A CPI que os barões do agronegócio – e sua bancada no Congresso – querem mover contra o MST é perigosa provocação com objetivos eleitorais. Se a senadora Kátia Abreu e o deputado Ronaldo Caiado, seus vociferantes porta-vozes, dedicassem ao estudo da História parte do tempo que passam contando seus bois e verificando os limites de suas fazendas, seriam mais comedidos. As reformas agrárias sempre foram atos de astúcia dos governantes. Os homens se alimentam da terra, que produz e reproduz a vida, como é óbvio, mas alguns se esquecem disso. A primeira reforma agrária bem documentada, a de Sólon, na Grécia, ocorreu 594 anos antes de Cristo.
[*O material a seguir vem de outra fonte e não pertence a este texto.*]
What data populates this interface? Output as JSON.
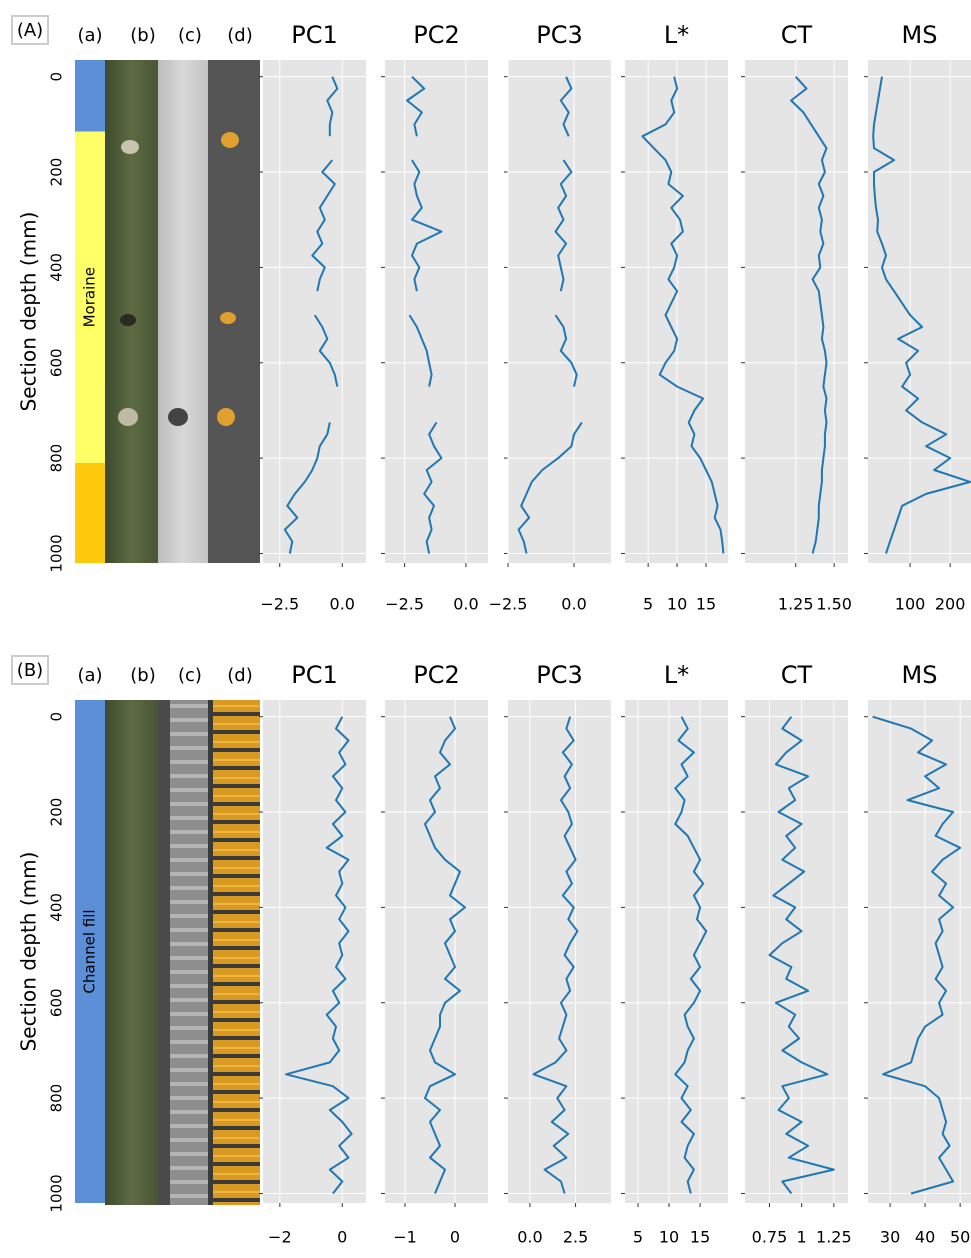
{
  "chart_data": [
    {
      "panel_label": "(A)",
      "columns": [
        "(a)",
        "(b)",
        "(c)",
        "(d)"
      ],
      "ylabel": "Section depth (mm)",
      "ylim": [
        -35,
        1020
      ],
      "yticks": [
        0,
        200,
        400,
        600,
        800,
        1000
      ],
      "unit_label": "Moraine",
      "units": [
        {
          "top": -35,
          "bottom": 115,
          "color": "#5b8fd8"
        },
        {
          "top": 115,
          "bottom": 810,
          "color": "#ffff66"
        },
        {
          "top": 810,
          "bottom": 1020,
          "color": "#ffc90e"
        }
      ],
      "depth": [
        0,
        25,
        50,
        75,
        100,
        125,
        150,
        175,
        200,
        225,
        250,
        275,
        300,
        325,
        350,
        375,
        400,
        425,
        450,
        475,
        500,
        525,
        550,
        575,
        600,
        625,
        650,
        675,
        700,
        725,
        750,
        775,
        800,
        825,
        850,
        875,
        900,
        925,
        950,
        975,
        1000
      ],
      "plots": [
        {
          "type": "line",
          "title": "PC1",
          "color": "#1f77b4",
          "xlim": [
            -3.17,
            0.95
          ],
          "xticks": [
            {
              "value": -2.5,
              "label": "−2.5"
            },
            {
              "value": 0,
              "label": "0.0"
            }
          ],
          "values": [
            -0.4,
            -0.2,
            -0.6,
            -0.4,
            -0.5,
            -0.5,
            null,
            -0.4,
            -0.8,
            -0.3,
            -0.6,
            -0.9,
            -0.7,
            -1.0,
            -0.8,
            -1.2,
            -0.7,
            -0.9,
            -1.0,
            null,
            -1.1,
            -0.8,
            -0.6,
            -0.9,
            -0.5,
            -0.3,
            -0.2,
            null,
            null,
            -0.5,
            -0.6,
            -0.9,
            -1.0,
            -1.2,
            -1.5,
            -1.9,
            -2.2,
            -1.8,
            -2.3,
            -2.0,
            -2.1
          ]
        },
        {
          "type": "line",
          "title": "PC2",
          "color": "#1f77b4",
          "xlim": [
            -3.3,
            0.9
          ],
          "xticks": [
            {
              "value": -2.5,
              "label": "−2.5"
            },
            {
              "value": 0,
              "label": "0.0"
            }
          ],
          "values": [
            -2.2,
            -1.7,
            -2.4,
            -1.8,
            -2.1,
            -2.0,
            null,
            -2.2,
            -1.9,
            -2.1,
            -2.0,
            -1.8,
            -2.2,
            -1.0,
            -2.0,
            -2.2,
            -1.9,
            -2.1,
            -2.0,
            null,
            -2.3,
            -2.0,
            -1.8,
            -1.6,
            -1.5,
            -1.4,
            -1.5,
            null,
            null,
            -1.2,
            -1.5,
            -1.3,
            -1.0,
            -1.6,
            -1.4,
            -1.7,
            -1.3,
            -1.5,
            -1.4,
            -1.6,
            -1.5
          ]
        },
        {
          "type": "line",
          "title": "PC3",
          "color": "#1f77b4",
          "xlim": [
            -2.5,
            1.4
          ],
          "xticks": [
            {
              "value": -2.5,
              "label": "−2.5"
            },
            {
              "value": 0,
              "label": "0.0"
            }
          ],
          "values": [
            -0.3,
            -0.1,
            -0.5,
            -0.2,
            -0.4,
            -0.2,
            null,
            -0.4,
            -0.1,
            -0.5,
            -0.3,
            -0.6,
            -0.4,
            -0.7,
            -0.3,
            -0.6,
            -0.5,
            -0.4,
            -0.5,
            null,
            -0.7,
            -0.4,
            -0.3,
            -0.5,
            -0.1,
            0.1,
            0.0,
            null,
            null,
            0.3,
            0.0,
            -0.1,
            -0.6,
            -1.2,
            -1.6,
            -1.8,
            -2.0,
            -1.7,
            -2.1,
            -1.9,
            -1.8
          ]
        },
        {
          "type": "line",
          "title": "L*",
          "color": "#1f77b4",
          "xlim": [
            1.0,
            18.8
          ],
          "xticks": [
            5,
            10,
            15
          ],
          "values": [
            9.5,
            10,
            9,
            9.5,
            8,
            4,
            6,
            8,
            9,
            8.5,
            11,
            9,
            10.5,
            11,
            9,
            10,
            9.5,
            8.5,
            10,
            9,
            8,
            9,
            10,
            9.5,
            8,
            7,
            10,
            14.5,
            13,
            12,
            13,
            12.5,
            14,
            15,
            16,
            16.5,
            17,
            16.5,
            17.5,
            17.8,
            18
          ]
        },
        {
          "type": "line",
          "title": "CT",
          "color": "#1f77b4",
          "xlim": [
            0.92,
            1.59
          ],
          "xticks": [
            1.25,
            {
              "value": 1.5,
              "label": "1.50"
            }
          ],
          "values": [
            1.25,
            1.32,
            1.22,
            1.3,
            1.35,
            1.4,
            1.45,
            1.42,
            1.44,
            1.4,
            1.43,
            1.4,
            1.42,
            1.41,
            1.43,
            1.4,
            1.41,
            1.36,
            1.4,
            1.41,
            1.42,
            1.43,
            1.42,
            1.44,
            1.45,
            1.44,
            1.43,
            1.45,
            1.44,
            1.45,
            1.44,
            1.44,
            1.43,
            1.42,
            1.42,
            1.41,
            1.4,
            1.4,
            1.39,
            1.38,
            1.36
          ]
        },
        {
          "type": "line",
          "title": "MS",
          "color": "#1f77b4",
          "xlim": [
            -5,
            252
          ],
          "xticks": [
            100,
            200
          ],
          "values": [
            30,
            25,
            20,
            15,
            10,
            8,
            10,
            60,
            10,
            10,
            12,
            15,
            20,
            18,
            30,
            40,
            30,
            40,
            60,
            80,
            100,
            130,
            70,
            120,
            90,
            100,
            80,
            120,
            90,
            130,
            190,
            140,
            200,
            160,
            250,
            140,
            80,
            70,
            60,
            50,
            40
          ]
        }
      ]
    },
    {
      "panel_label": "(B)",
      "columns": [
        "(a)",
        "(b)",
        "(c)",
        "(d)"
      ],
      "ylabel": "Section depth (mm)",
      "ylim": [
        -35,
        1020
      ],
      "yticks": [
        0,
        200,
        400,
        600,
        800,
        1000
      ],
      "unit_label": "Channel fill",
      "units": [
        {
          "top": -35,
          "bottom": 1020,
          "color": "#5b8fd8"
        }
      ],
      "depth": [
        0,
        25,
        50,
        75,
        100,
        125,
        150,
        175,
        200,
        225,
        250,
        275,
        300,
        325,
        350,
        375,
        400,
        425,
        450,
        475,
        500,
        525,
        550,
        575,
        600,
        625,
        650,
        675,
        700,
        725,
        750,
        775,
        800,
        825,
        850,
        875,
        900,
        925,
        950,
        975,
        1000
      ],
      "plots": [
        {
          "type": "line",
          "title": "PC1",
          "color": "#1f77b4",
          "xlim": [
            -2.54,
            0.76
          ],
          "xticks": [
            {
              "value": -2,
              "label": "−2"
            },
            0
          ],
          "values": [
            0,
            -0.2,
            0.2,
            -0.1,
            0.1,
            -0.3,
            0,
            -0.2,
            0.1,
            -0.3,
            0,
            -0.5,
            0.2,
            -0.1,
            0,
            -0.2,
            0.1,
            -0.1,
            0.2,
            -0.1,
            0,
            -0.2,
            0.1,
            -0.3,
            -0.1,
            -0.5,
            -0.2,
            -0.3,
            -0.1,
            -0.4,
            -1.8,
            -0.3,
            0.2,
            -0.4,
            0,
            0.3,
            -0.1,
            0.2,
            -0.4,
            0,
            -0.3
          ]
        },
        {
          "type": "line",
          "title": "PC2",
          "color": "#1f77b4",
          "xlim": [
            -1.4,
            0.66
          ],
          "xticks": [
            {
              "value": -1,
              "label": "−1"
            },
            0
          ],
          "values": [
            -0.1,
            0,
            -0.2,
            -0.3,
            -0.1,
            -0.4,
            -0.3,
            -0.5,
            -0.4,
            -0.6,
            -0.5,
            -0.4,
            -0.2,
            0.1,
            0,
            -0.1,
            0.2,
            -0.1,
            0,
            -0.2,
            -0.1,
            0,
            -0.2,
            0.1,
            -0.2,
            -0.3,
            -0.3,
            -0.4,
            -0.5,
            -0.4,
            0,
            -0.5,
            -0.6,
            -0.3,
            -0.5,
            -0.4,
            -0.3,
            -0.5,
            -0.2,
            -0.3,
            -0.4
          ]
        },
        {
          "type": "line",
          "title": "PC3",
          "color": "#1f77b4",
          "xlim": [
            -1.2,
            4.44
          ],
          "xticks": [
            {
              "value": 0,
              "label": "0.0"
            },
            2.5
          ],
          "values": [
            2.2,
            2.0,
            2.4,
            1.8,
            2.3,
            1.9,
            2.2,
            1.7,
            2.1,
            2.3,
            1.9,
            2.2,
            2.5,
            2.0,
            2.3,
            1.8,
            2.4,
            2.1,
            2.6,
            2.2,
            1.9,
            2.4,
            2.0,
            2.2,
            1.7,
            2.0,
            1.8,
            1.6,
            2.0,
            1.4,
            0.2,
            2.0,
            1.5,
            1.9,
            1.2,
            2.1,
            1.3,
            2.0,
            0.8,
            1.7,
            1.9
          ]
        },
        {
          "type": "line",
          "title": "L*",
          "color": "#1f77b4",
          "xlim": [
            2.9,
            19.5
          ],
          "xticks": [
            5,
            10,
            15
          ],
          "values": [
            12,
            13,
            11.5,
            14,
            12,
            13,
            11,
            12.5,
            12,
            11,
            13,
            14,
            15,
            14,
            15.5,
            14,
            15,
            14.5,
            16,
            15,
            14,
            15,
            13.5,
            15,
            14,
            12.5,
            13,
            14,
            13,
            12.5,
            11,
            13,
            12,
            13.5,
            12,
            14,
            13,
            12.5,
            14,
            13,
            13.5
          ]
        },
        {
          "type": "line",
          "title": "CT",
          "color": "#1f77b4",
          "xlim": [
            0.56,
            1.36
          ],
          "xticks": [
            0.75,
            1,
            1.25
          ],
          "values": [
            0.92,
            0.85,
            1.0,
            0.88,
            0.8,
            1.05,
            0.9,
            0.95,
            0.82,
            1.0,
            0.88,
            0.95,
            0.85,
            1.02,
            0.9,
            0.78,
            0.95,
            0.88,
            1.0,
            0.85,
            0.75,
            0.92,
            0.88,
            1.05,
            0.8,
            0.95,
            0.9,
            0.98,
            0.85,
            1.0,
            1.2,
            0.85,
            0.9,
            0.82,
            1.0,
            0.88,
            1.05,
            0.9,
            1.25,
            0.85,
            0.92
          ]
        },
        {
          "type": "line",
          "title": "MS",
          "color": "#1f77b4",
          "xlim": [
            23.7,
            53.1
          ],
          "xticks": [
            30,
            40,
            50
          ],
          "values": [
            25,
            36,
            42,
            38,
            46,
            40,
            44,
            35,
            48,
            45,
            43,
            50,
            45,
            42,
            46,
            44,
            48,
            44,
            45,
            43,
            44,
            45,
            43,
            46,
            44,
            45,
            40,
            38,
            37,
            36,
            28,
            40,
            44,
            45,
            46,
            45,
            47,
            44,
            46,
            48,
            36
          ]
        }
      ]
    }
  ]
}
Naquele tempo os lavradores eram obrigados a dar aos donos da terra cinco sextos da produção, ficando apenas com um sexto para a ali mentação das famílias. A situação chegara a um ponto insustentável e, logo que eleito arconte (naquele tempo, principal governante) de Atenas, Sólon mandou libertar os servos, determinando a destruição dos marcos que limitavam as áreas trabalhadas pelas famílias, anulou os débitos dos trabalhadores e abriu caminho para que o Estado ateniense florescesse nos dois séculos seguintes.

Em Roma, a primeira tentativa de reforma agrária, a do nobre Espúrio Cássio, 486 a.C., foi abortada com o sangue de seu criador. A reforma agrária geral, encetada por Tibério e Caio Graco 350 anos depois, trouxe efeitos práticos, mas custou a vida dos dois irmãos, assassinados pelos nobres. A retomada da situação anterior, com sua injustiça estrutural, fomentou a grande Rebelião de Espártaco. Mas, se muitas das reformas agrárias romanas foram frustradas, Pompeu conseguiu realizar uma, de grande astúcia política. A fim de combater os piratas do Mediterrâneo, distribuiu terras nas costas férteis da África romana aos que deixassem a atividade. Foi a forma inteligente de liberar o mar para os barcos de Roma.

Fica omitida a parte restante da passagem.